Thursday 30 April 2015

The Eye Doctor

An eye for an eye, a tooth for a tooth isn't that how the saying goes, or something like it. Well, I gave up my right eye, although I have no idea of who I offended. It was gorged out by a crow.
Yes, as unbelievable as that sounds – a crow. At least that's what I called him, the Eye Doctor, the one who claimed he could fix my rods and cones; correct my astigmatism. He promised by the time he'd finished I would have twenty-twenty vision and you don't know how good that sounded unless nature has also afflicted upon you a similar condition, not one of age, but of inherit-ism.
All that pouring over books, people said, has damaged your eyesight. But I couldn't possibly have lived without my reading, that escapism, and even with one eye, I still pursue that same course, albeit a little slower and with large print books, the size of which is an irritant to my remaining eye. The words shout from the page, scream from the rooftops regardless of the plot, yet I persist for I detest talking books. I need to see, to feel the words, to take them inside me, and it's impossible to do that if there's no pages to turn, no words for my index finger to underline. I dread the day when my other eye also fades; some days I clamp it open with an eyelash curler. At night I squeeze in moisturising drops. Blink, squish, blink, squish in the lubricating gel.

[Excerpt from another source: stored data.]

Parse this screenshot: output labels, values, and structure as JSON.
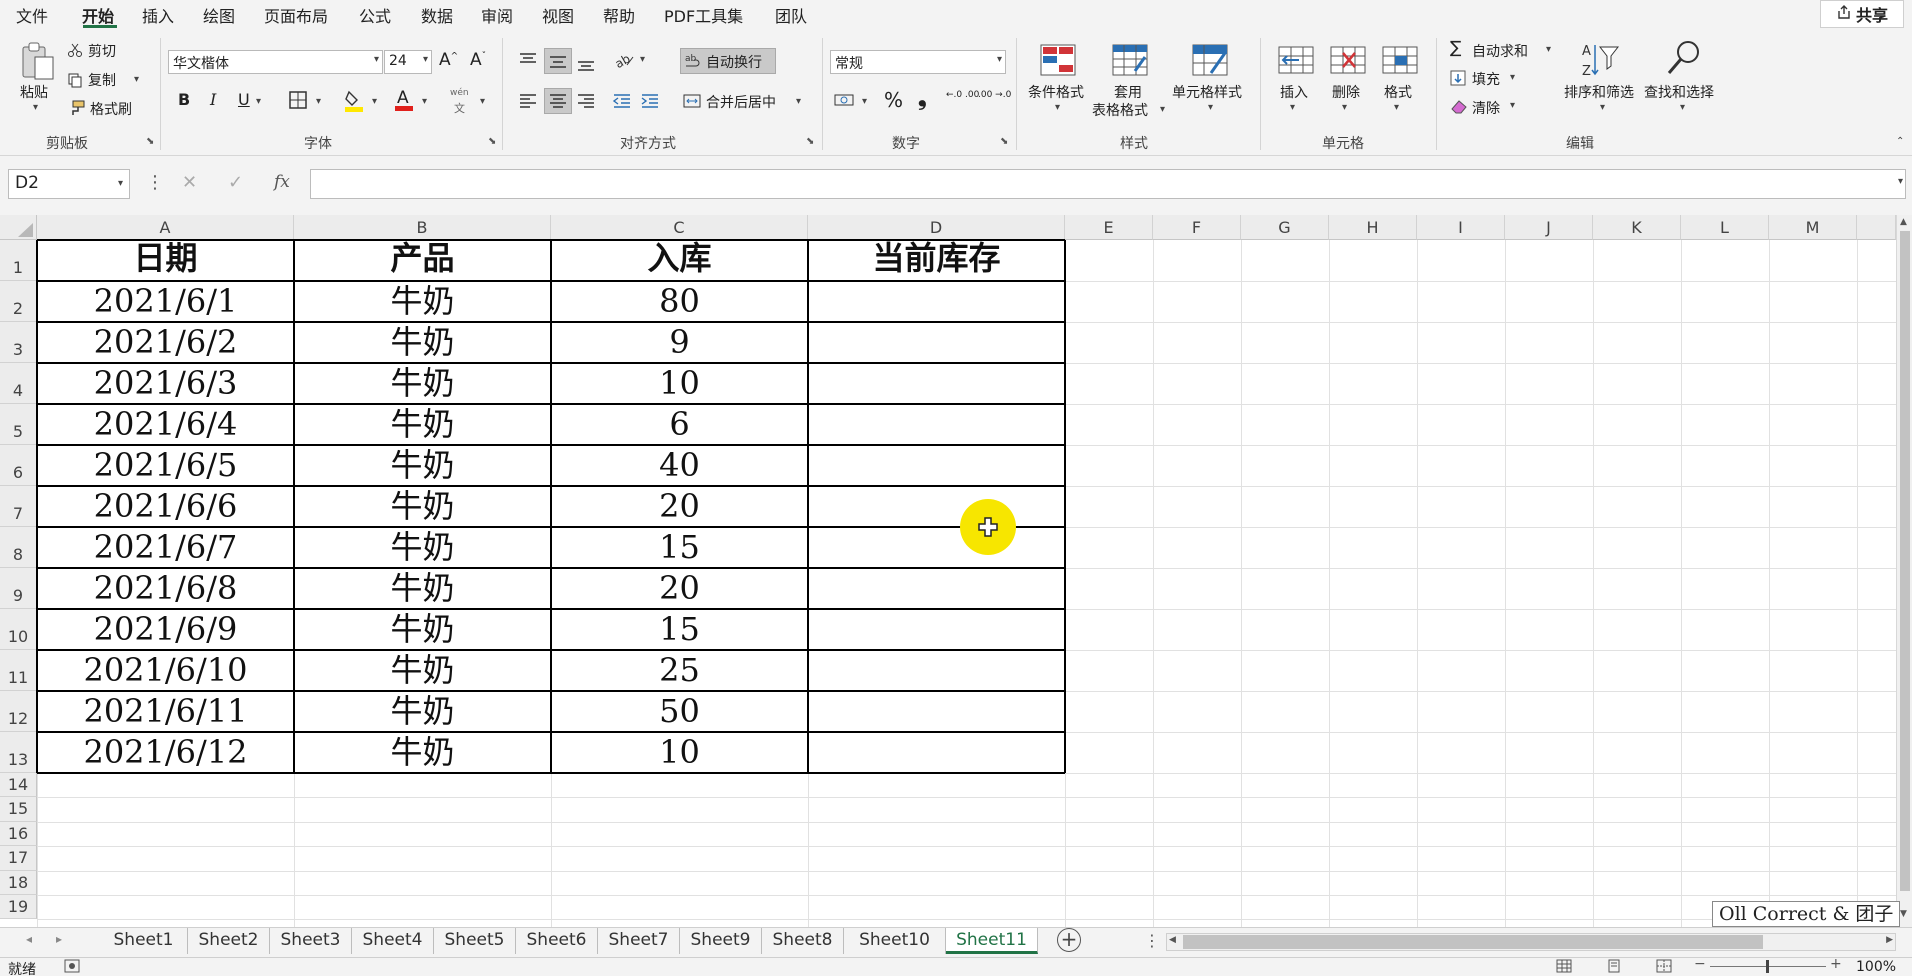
{
  "menu": {
    "items": [
      "文件",
      "开始",
      "插入",
      "绘图",
      "页面布局",
      "公式",
      "数据",
      "审阅",
      "视图",
      "帮助",
      "PDF工具集",
      "团队"
    ],
    "active": "开始",
    "share": "共享"
  },
  "ribbon": {
    "clipboard": {
      "paste": "粘贴",
      "cut": "剪切",
      "copy": "复制",
      "format_painter": "格式刷",
      "label": "剪贴板"
    },
    "font": {
      "name": "华文楷体",
      "size": "24",
      "bold": "B",
      "italic": "I",
      "underline": "U",
      "phonetic": "wén",
      "label": "字体",
      "fill_color": "#ffe800",
      "font_color": "#e0201b"
    },
    "alignment": {
      "wrap": "自动换行",
      "merge": "合并后居中",
      "label": "对齐方式"
    },
    "number": {
      "format": "常规",
      "percent": "%",
      "comma": "❟",
      "inc_decimal": "←.0 .00",
      "dec_decimal": ".00 →.0",
      "label": "数字"
    },
    "styles": {
      "conditional": "条件格式",
      "table_line1": "套用",
      "table_line2": "表格格式",
      "cell_styles": "单元格样式",
      "label": "样式"
    },
    "cells": {
      "insert": "插入",
      "delete": "删除",
      "format": "格式",
      "label": "单元格"
    },
    "editing": {
      "autosum": "自动求和",
      "fill": "填充",
      "clear": "清除",
      "sort": "排序和筛选",
      "find": "查找和选择",
      "label": "编辑"
    }
  },
  "formula_bar": {
    "name_box": "D2",
    "fx": "fx",
    "value": ""
  },
  "sheet": {
    "columns": [
      "A",
      "B",
      "C",
      "D",
      "E",
      "F",
      "G",
      "H",
      "I",
      "J",
      "K",
      "L",
      "M"
    ],
    "rows": [
      "1",
      "2",
      "3",
      "4",
      "5",
      "6",
      "7",
      "8",
      "9",
      "10",
      "11",
      "12",
      "13",
      "14",
      "15",
      "16",
      "17",
      "18",
      "19"
    ],
    "headers": [
      "日期",
      "产品",
      "入库",
      "当前库存"
    ],
    "data": [
      [
        "2021/6/1",
        "牛奶",
        "80",
        ""
      ],
      [
        "2021/6/2",
        "牛奶",
        "9",
        ""
      ],
      [
        "2021/6/3",
        "牛奶",
        "10",
        ""
      ],
      [
        "2021/6/4",
        "牛奶",
        "6",
        ""
      ],
      [
        "2021/6/5",
        "牛奶",
        "40",
        ""
      ],
      [
        "2021/6/6",
        "牛奶",
        "20",
        ""
      ],
      [
        "2021/6/7",
        "牛奶",
        "15",
        ""
      ],
      [
        "2021/6/8",
        "牛奶",
        "20",
        ""
      ],
      [
        "2021/6/9",
        "牛奶",
        "15",
        ""
      ],
      [
        "2021/6/10",
        "牛奶",
        "25",
        ""
      ],
      [
        "2021/6/11",
        "牛奶",
        "50",
        ""
      ],
      [
        "2021/6/12",
        "牛奶",
        "10",
        ""
      ]
    ],
    "selected_cell": "D2"
  },
  "tabs": {
    "sheets": [
      "Sheet1",
      "Sheet2",
      "Sheet3",
      "Sheet4",
      "Sheet5",
      "Sheet6",
      "Sheet7",
      "Sheet9",
      "Sheet8",
      "Sheet10",
      "Sheet11"
    ],
    "active": "Sheet11",
    "add": "+"
  },
  "status": {
    "ready": "就绪",
    "zoom": "100%"
  },
  "watermark": "Oll Correct & 团子",
  "colors": {
    "accent": "#217346",
    "cursor_highlight": "#f7e600"
  }
}
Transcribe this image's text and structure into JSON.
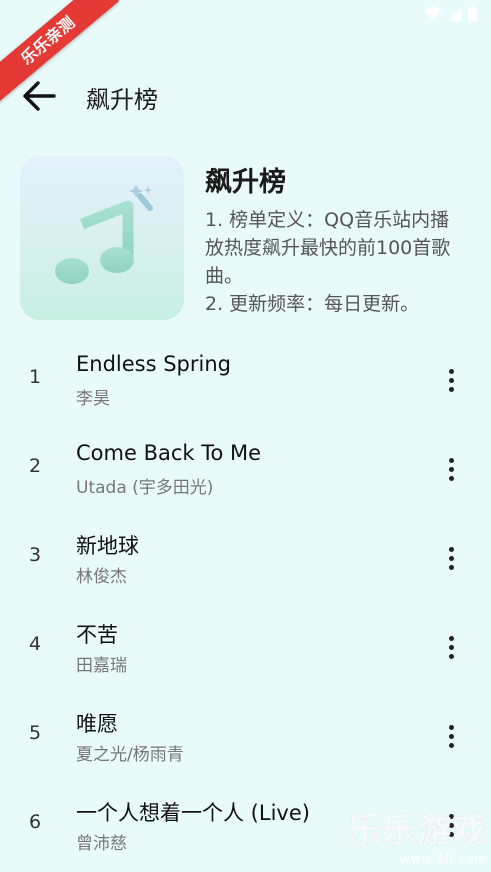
{
  "badge": {
    "text": "乐乐亲测"
  },
  "status_bar": {
    "icons": [
      "wifi-icon",
      "signal-icon",
      "battery-icon"
    ]
  },
  "header": {
    "title": "飙升榜",
    "back_icon": "arrow-left-icon"
  },
  "playlist": {
    "cover_icon": "music-note-icon",
    "title": "飙升榜",
    "description": "1. 榜单定义：QQ音乐站内播放热度飙升最快的前100首歌曲。\n2. 更新频率：每日更新。"
  },
  "songs": [
    {
      "rank": "1",
      "title": "Endless Spring",
      "artist": "李昊"
    },
    {
      "rank": "2",
      "title": "Come Back To Me",
      "artist": "Utada (宇多田光)"
    },
    {
      "rank": "3",
      "title": "新地球",
      "artist": "林俊杰"
    },
    {
      "rank": "4",
      "title": "不苦",
      "artist": "田嘉瑞"
    },
    {
      "rank": "5",
      "title": "唯愿",
      "artist": "夏之光/杨雨青"
    },
    {
      "rank": "6",
      "title": "一个人想着一个人 (Live)",
      "artist": "曾沛慈"
    }
  ],
  "watermark": {
    "text": "乐乐游戏",
    "url": "www.6ll.com"
  },
  "colors": {
    "background": "#e8fbfa",
    "badge": "#e53935",
    "note": "#8fd3bf"
  }
}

My short-sightedness appeared to be triggered by the application of study. Close text book reading and computer work, but now, when I reflect, I don't believe that was the case. I think it was pre-conditioned. It was going to happen no matter what. Perhaps reading in poor light hastened it; at times so engrossed I wouldn't pause to illuminate a darkening room until the last vestige of daylight had left. But still I feel inherit-ism was the unavoidable culprit. A heavy, myopic trait on my mother's side – all their squints corrected when young with fashionable at the time wire-rimmed or thick spectacles. A gene would flip towards the end of puberty, so that on the cusp of adulthood there came a loss of long sight. With me, it could have been fifty-fifty as my father's side has excellent sight, but no that gene shifted and the fatal blurring of distant objects began until I couldn't read the departure boards at railway stations.

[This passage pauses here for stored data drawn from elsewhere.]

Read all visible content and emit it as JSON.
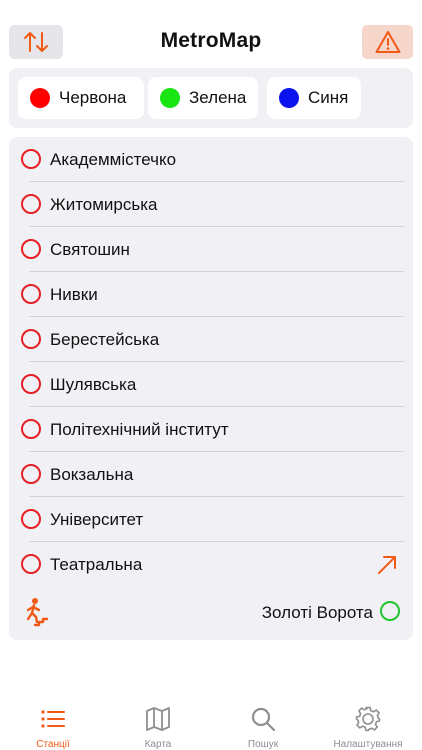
{
  "header": {
    "title": "MetroMap",
    "sort_icon": "sort-arrows-icon",
    "alert_icon": "warning-triangle-icon",
    "accent_color": "#f05a16"
  },
  "lines": [
    {
      "label": "Червона",
      "color": "#ff0000"
    },
    {
      "label": "Зелена",
      "color": "#18e512"
    },
    {
      "label": "Синя",
      "color": "#0a12ee"
    }
  ],
  "stations": [
    {
      "name": "Академмістечко"
    },
    {
      "name": "Житомирська"
    },
    {
      "name": "Святошин"
    },
    {
      "name": "Нивки"
    },
    {
      "name": "Берестейська"
    },
    {
      "name": "Шулявська"
    },
    {
      "name": "Політехнічний інститут"
    },
    {
      "name": "Вокзальна"
    },
    {
      "name": "Університет"
    },
    {
      "name": "Театральна",
      "transfer_icon": "arrow-up-right-icon"
    }
  ],
  "transfer": {
    "station": "Золоті Ворота",
    "icon": "walking-stairs-icon",
    "line_color": "#22c32e"
  },
  "tabs": [
    {
      "label": "Станції",
      "icon": "list-icon",
      "active": true
    },
    {
      "label": "Карта",
      "icon": "map-icon",
      "active": false
    },
    {
      "label": "Пошук",
      "icon": "search-icon",
      "active": false
    },
    {
      "label": "Налаштування",
      "icon": "gear-icon",
      "active": false
    }
  ]
}
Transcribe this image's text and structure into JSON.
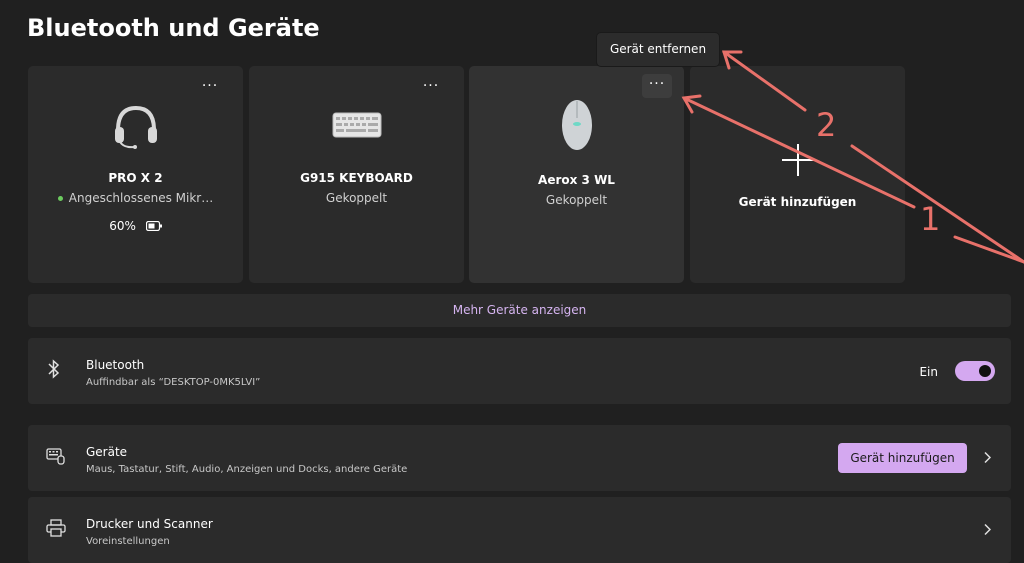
{
  "page": {
    "title": "Bluetooth und Geräte"
  },
  "devices": [
    {
      "name": "PRO X 2",
      "status": "Angeschlossenes Mikr…",
      "battery": "60%",
      "icon": "headset-icon"
    },
    {
      "name": "G915 KEYBOARD",
      "status": "Gekoppelt",
      "icon": "keyboard-icon"
    },
    {
      "name": "Aerox 3 WL",
      "status": "Gekoppelt",
      "icon": "mouse-icon"
    }
  ],
  "add_card": {
    "label": "Gerät hinzufügen"
  },
  "more_glyph": "···",
  "tooltip": {
    "text": "Gerät entfernen"
  },
  "more_devices": {
    "label": "Mehr Geräte anzeigen"
  },
  "bluetooth": {
    "title": "Bluetooth",
    "subtitle": "Auffindbar als “DESKTOP-0MK5LVI”",
    "toggle_label": "Ein",
    "enabled": true
  },
  "geraete": {
    "title": "Geräte",
    "subtitle": "Maus, Tastatur, Stift, Audio, Anzeigen und Docks, andere Geräte",
    "button": "Gerät hinzufügen"
  },
  "drucker": {
    "title": "Drucker und Scanner",
    "subtitle": "Voreinstellungen"
  },
  "annotations": {
    "one": "1",
    "two": "2"
  },
  "colors": {
    "accent": "#d4a8f0",
    "annotation": "#e8716a",
    "background": "#202020",
    "card": "#2b2b2b"
  }
}
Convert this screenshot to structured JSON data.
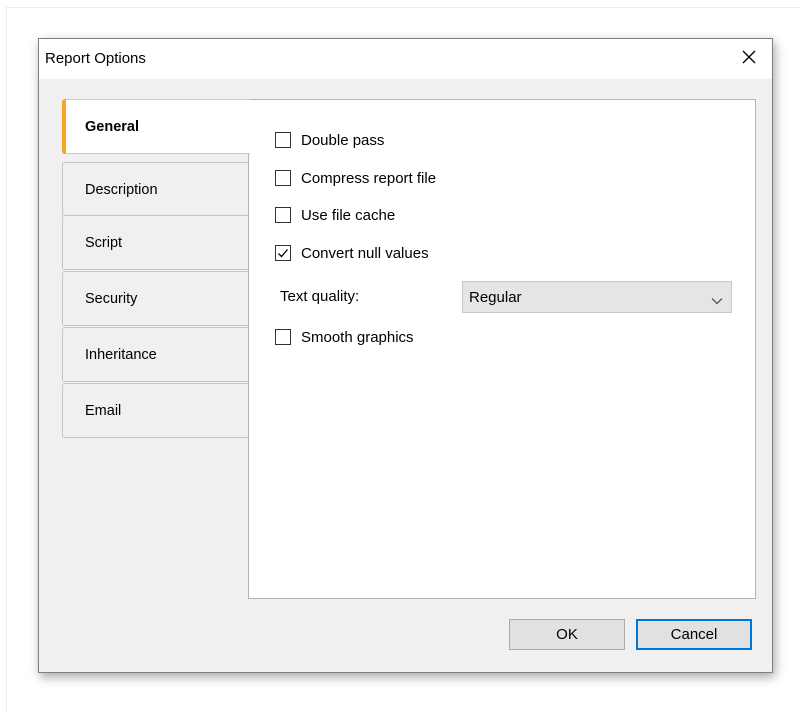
{
  "dialog": {
    "title": "Report Options",
    "close_icon": "close-icon"
  },
  "tabs": [
    {
      "label": "General",
      "active": true
    },
    {
      "label": "Description",
      "active": false
    },
    {
      "label": "Script",
      "active": false
    },
    {
      "label": "Security",
      "active": false
    },
    {
      "label": "Inheritance",
      "active": false
    },
    {
      "label": "Email",
      "active": false
    }
  ],
  "general": {
    "double_pass": {
      "label": "Double pass",
      "checked": false
    },
    "compress_report_file": {
      "label": "Compress report file",
      "checked": false
    },
    "use_file_cache": {
      "label": "Use file cache",
      "checked": false
    },
    "convert_null_values": {
      "label": "Convert null values",
      "checked": true
    },
    "text_quality": {
      "label": "Text quality:",
      "value": "Regular"
    },
    "smooth_graphics": {
      "label": "Smooth graphics",
      "checked": false
    }
  },
  "buttons": {
    "ok": "OK",
    "cancel": "Cancel"
  },
  "colors": {
    "active_tab_accent": "#f5a623",
    "default_button_border": "#0078d7"
  }
}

And yes I did indeed, at first, deny it. It wasn't happening. I didn't want to come into my inheritance: the intellectual, studious look, even though in my heart that's what I was. I have always leaned towards the scholarly, so in a sense it was a self-fulfilled prophecy, but I might have adapted better had it occurred when adulthood had been attained. If I'd been short-sighted from birth, I wouldn't have suffered so many difficulties regarding my confused self-worth and image.
And it was these that led me to the Eye Doctor.
A crow of a man. Not a towering, arrogant god, like some GPs, but a hooked-nosed and beady-eyed, bearded man. A patterned neck-tied and creased black-suited man pretending to be something he was not in a Harley Street clinic. I'd seen his advert in The Evening Standard, and the testimonials were encouraging.
During the initial consultation, he was a little eccentric but with private healthcare you expect mavericks and so I went ahead and booked the first procedure for the following week.
Had I known he was charlatan experimenter I would have cancelled...
But by the time I realised, I was already pinned to the operating chair by a blue-gloved assistant while another applied a yellow ointment dyed cotton swab to my right eye, then turned my eyelids inside out and fixed them open with a grim contraption. Thus prepared, the gowned Doctor advanced with two gleaming, (and I presume sterile), teaspoons and proceeded to scoop out my astigmatic eye as if he were merely shelling a hard-boiled egg for his lunch.